Avenues for Researcher-Policymaker Collaboration
The Research-to-Policy Collaboration responds to a number of different legislative requests involving research-based information and collaboration. These requests for support or collaboration range in the level of intensity of the response, such that some efforts involve responding to questions about the research base, whereas others involve substantial planning for a formal response to result in a final product or event. The following examples of collaborations are organized from lower to higher levels of intensity and are not mutually exclusive; many offices begin working with RPC staff by asking questions about the research base, which then transition into more substantive collaborative efforts.
1. Research Requests
Involve soliciting research or information; may include questions about the etiology, prevalence, or interventions to address a particular area of concern. Responses to these types of requests include:
Reviewing administrative data (e.g., prevalence rates, variability in state practices)
- Reviewing preventive intervention strategies (e.g., evidence-based programs)
- Summarizing etiologic evidence (e.g., antecedents; risk or protective factors)
- Identifying likely impact on public systems (e.g., fiscal impacts)
- Reviewing administrative data (e.g., prevalence rates, variability in state practices)
2. Consultative Meetings with Researchers
Dialogue with individuals who have direct subject-matter experience sometimes has additional value beyond written synthesis alone. Researchers from across the nation can be organized to meet by phone, or in certain cases, brought together to meet in-person.
3. Reviewing Legislative Language
RPC staff work with research experts to interpret provisions in bills and make recommendations.
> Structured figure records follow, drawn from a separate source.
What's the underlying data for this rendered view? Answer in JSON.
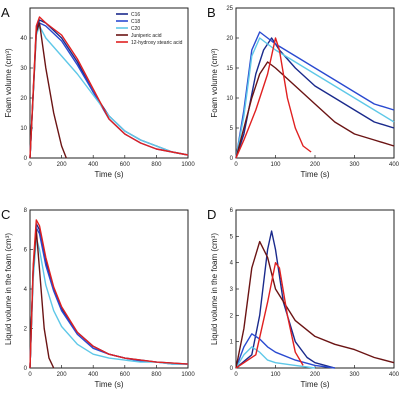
{
  "chart_data": [
    {
      "panel": "A",
      "type": "line",
      "xlabel": "Time (s)",
      "ylabel": "Foam volume (cm³)",
      "xlim": [
        0,
        1000
      ],
      "ylim": [
        0,
        50
      ],
      "xticks": [
        0,
        200,
        400,
        600,
        800,
        1000
      ],
      "yticks": [
        0,
        10,
        20,
        30,
        40
      ],
      "legend": "top-right",
      "series": [
        {
          "name": "C16",
          "color": "#1a2a8c",
          "x": [
            0,
            40,
            60,
            100,
            200,
            300,
            400,
            500,
            600,
            700,
            800,
            900,
            1000
          ],
          "y": [
            0,
            43,
            46,
            45,
            40,
            32,
            22,
            14,
            9,
            6,
            4,
            2,
            1
          ]
        },
        {
          "name": "C18",
          "color": "#2a4ad0",
          "x": [
            0,
            40,
            60,
            100,
            200,
            300,
            400,
            500,
            600,
            700,
            800,
            900,
            1000
          ],
          "y": [
            0,
            42,
            45,
            44,
            39,
            31,
            22,
            13,
            8,
            5,
            3,
            2,
            1
          ]
        },
        {
          "name": "C20",
          "color": "#5fc8e8",
          "x": [
            0,
            40,
            60,
            100,
            200,
            300,
            400,
            500,
            600,
            700,
            800,
            900,
            1000
          ],
          "y": [
            0,
            41,
            44,
            40,
            34,
            28,
            21,
            14,
            9,
            6,
            4,
            2,
            1
          ]
        },
        {
          "name": "Juniperic acid",
          "color": "#6b1414",
          "x": [
            0,
            40,
            60,
            100,
            150,
            200,
            230
          ],
          "y": [
            0,
            42,
            45,
            30,
            15,
            4,
            0
          ]
        },
        {
          "name": "12-hydroxy stearic acid",
          "color": "#e02020",
          "x": [
            0,
            40,
            60,
            100,
            200,
            300,
            400,
            500,
            600,
            700,
            800,
            900,
            1000
          ],
          "y": [
            0,
            44,
            47,
            45,
            41,
            33,
            23,
            13,
            8,
            5,
            3,
            2,
            1
          ]
        }
      ]
    },
    {
      "panel": "B",
      "type": "line",
      "xlabel": "Time (s)",
      "ylabel": "Foam volume (cm³)",
      "xlim": [
        0,
        400
      ],
      "ylim": [
        0,
        25
      ],
      "xticks": [
        0,
        100,
        200,
        300,
        400
      ],
      "yticks": [
        0,
        5,
        10,
        15,
        20,
        25
      ],
      "series": [
        {
          "name": "C16",
          "color": "#1a2a8c",
          "x": [
            0,
            20,
            50,
            70,
            90,
            110,
            150,
            200,
            250,
            300,
            350,
            400
          ],
          "y": [
            0,
            4,
            14,
            18,
            20,
            18,
            15,
            12,
            10,
            8,
            6,
            5
          ]
        },
        {
          "name": "C18",
          "color": "#2a4ad0",
          "x": [
            0,
            20,
            40,
            60,
            80,
            100,
            150,
            200,
            250,
            300,
            350,
            400
          ],
          "y": [
            0,
            8,
            18,
            21,
            20,
            19,
            17,
            15,
            13,
            11,
            9,
            8
          ]
        },
        {
          "name": "C20",
          "color": "#5fc8e8",
          "x": [
            0,
            20,
            40,
            60,
            80,
            100,
            150,
            200,
            250,
            300,
            350,
            400
          ],
          "y": [
            0,
            7,
            17,
            20,
            19,
            18,
            16,
            14,
            12,
            10,
            8,
            6
          ]
        },
        {
          "name": "Juniperic acid",
          "color": "#6b1414",
          "x": [
            0,
            20,
            40,
            60,
            80,
            100,
            150,
            200,
            250,
            300,
            350,
            400
          ],
          "y": [
            0,
            5,
            10,
            14,
            16,
            15,
            12,
            9,
            6,
            4,
            3,
            2
          ]
        },
        {
          "name": "12-hydroxy stearic acid",
          "color": "#e02020",
          "x": [
            0,
            20,
            50,
            80,
            100,
            110,
            130,
            150,
            170,
            190
          ],
          "y": [
            0,
            3,
            8,
            14,
            20,
            18,
            10,
            5,
            2,
            1
          ]
        }
      ]
    },
    {
      "panel": "C",
      "type": "line",
      "xlabel": "Time (s)",
      "ylabel": "Liquid volume in the foam (cm³)",
      "xlim": [
        0,
        1000
      ],
      "ylim": [
        0,
        8
      ],
      "xticks": [
        0,
        200,
        400,
        600,
        800,
        1000
      ],
      "yticks": [
        0,
        2,
        4,
        6,
        8
      ],
      "series": [
        {
          "name": "C16",
          "color": "#1a2a8c",
          "x": [
            0,
            20,
            40,
            60,
            100,
            150,
            200,
            300,
            400,
            500,
            600,
            700,
            800,
            900,
            1000
          ],
          "y": [
            0,
            5,
            7.3,
            7,
            5.4,
            4,
            3,
            1.8,
            1.1,
            0.7,
            0.5,
            0.4,
            0.3,
            0.25,
            0.2
          ]
        },
        {
          "name": "C18",
          "color": "#2a4ad0",
          "x": [
            0,
            20,
            40,
            60,
            100,
            150,
            200,
            300,
            400,
            500,
            600,
            700,
            800,
            900,
            1000
          ],
          "y": [
            0,
            5,
            7.1,
            6.8,
            5.2,
            3.9,
            2.9,
            1.7,
            1,
            0.7,
            0.5,
            0.35,
            0.3,
            0.2,
            0.2
          ]
        },
        {
          "name": "C20",
          "color": "#5fc8e8",
          "x": [
            0,
            20,
            40,
            60,
            100,
            150,
            200,
            300,
            400,
            500,
            600,
            700,
            800,
            900,
            1000
          ],
          "y": [
            0,
            4.5,
            6.6,
            6,
            4.2,
            2.9,
            2.1,
            1.2,
            0.7,
            0.5,
            0.4,
            0.3,
            0.3,
            0.2,
            0.2
          ]
        },
        {
          "name": "Juniperic acid",
          "color": "#6b1414",
          "x": [
            0,
            20,
            40,
            60,
            90,
            120,
            150
          ],
          "y": [
            0,
            5,
            7,
            5,
            2,
            0.5,
            0
          ]
        },
        {
          "name": "12-hydroxy stearic acid",
          "color": "#e02020",
          "x": [
            0,
            20,
            40,
            60,
            100,
            150,
            200,
            300,
            400,
            500,
            600,
            700,
            800,
            900,
            1000
          ],
          "y": [
            0,
            5.2,
            7.5,
            7.2,
            5.6,
            4.1,
            3.1,
            1.8,
            1.1,
            0.7,
            0.5,
            0.4,
            0.3,
            0.25,
            0.2
          ]
        }
      ]
    },
    {
      "panel": "D",
      "type": "line",
      "xlabel": "Time (s)",
      "ylabel": "Liquid volume in the foam (cm³)",
      "xlim": [
        0,
        400
      ],
      "ylim": [
        0,
        6
      ],
      "xticks": [
        0,
        100,
        200,
        300,
        400
      ],
      "yticks": [
        0,
        1,
        2,
        3,
        4,
        5,
        6
      ],
      "series": [
        {
          "name": "C16",
          "color": "#1a2a8c",
          "x": [
            0,
            40,
            60,
            80,
            90,
            100,
            120,
            150,
            180,
            200,
            250
          ],
          "y": [
            0,
            0.5,
            2,
            4.5,
            5.2,
            4.5,
            2.5,
            1,
            0.4,
            0.2,
            0
          ]
        },
        {
          "name": "C18",
          "color": "#2a4ad0",
          "x": [
            0,
            20,
            40,
            60,
            80,
            100,
            150,
            200,
            250
          ],
          "y": [
            0,
            0.8,
            1.3,
            1.1,
            0.8,
            0.6,
            0.3,
            0.1,
            0
          ]
        },
        {
          "name": "C20",
          "color": "#5fc8e8",
          "x": [
            0,
            20,
            40,
            60,
            80,
            100,
            150,
            200
          ],
          "y": [
            0,
            0.5,
            0.8,
            0.6,
            0.3,
            0.2,
            0.1,
            0
          ]
        },
        {
          "name": "Juniperic acid",
          "color": "#6b1414",
          "x": [
            0,
            20,
            40,
            60,
            80,
            100,
            150,
            200,
            250,
            300,
            350,
            400
          ],
          "y": [
            0,
            1.5,
            3.8,
            4.8,
            4.2,
            3,
            1.8,
            1.2,
            0.9,
            0.7,
            0.4,
            0.2
          ]
        },
        {
          "name": "12-hydroxy stearic acid",
          "color": "#e02020",
          "x": [
            0,
            50,
            80,
            100,
            110,
            130,
            150,
            170
          ],
          "y": [
            0,
            0.5,
            2.5,
            4,
            3.8,
            2,
            0.6,
            0.1
          ]
        }
      ]
    }
  ]
}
Some recommendations may be drawn from model state or other federal legislation. The RPC is currently committed to better understanding how research evidence can be reinforced in written legislative language so that these recommendations are as concrete and specific as possible. Visit our Evaluation page to learn more about our current evaluative efforts.
4. Identifying and Preparing an Expert Witness for a Congressional Hearing
Our Rapid Response Network serves as a great place for identifying specialists in a given field. Through involvement in the RPC, identified researchers will be prepped to testify at a congressional hearing (an event scheduled by legislators or their staff, involving the testimony of several witnesses, including experts).
5. Writing a Policy Brief
After acquiring relevant research from our Rapid Response Network, the RPC will further assist in preparing a 1-2 page(s) report regarding a policy issue, written for a non-scientific audience. This reviews the empirical literature as it relates to a specific bill. While the RPC will review the extent to which legislation does or does not align with an empirical basis, no specific stance is taken to endorse or oppose legislation. See our non-partisan stance for more information.
6. Organizing a Congressional Briefing
In coordination with legislative offices and our Rapid Response Network, the RPC may organize a congressional briefing for researchers to present research pertaining to a specific policy issue. Similar to a conference symposium, where panelists discuss a certain issue, speakers at these briefings present clear take-home points about the state of the evidence and how to use it.
7. Rapid Response Events
A series of face-to-face meetings are coordinated around a broad topic (e.g., juvenile justice; child welfare), bringing together participating congressional offices and teams of researchers with expertise relevant to the current policy priorities discussed in prior meetings with the RPC coordinator. Meetings are designed to develop brief strategic plans for working together (e.g., coordinating collaborative efforts described above). Initiating a substantive collaborative effort between researchers and legislative offices is expected to be the springboard for developing long-lasting, working relationships between researchers and legislative, the primary intent of the RPC.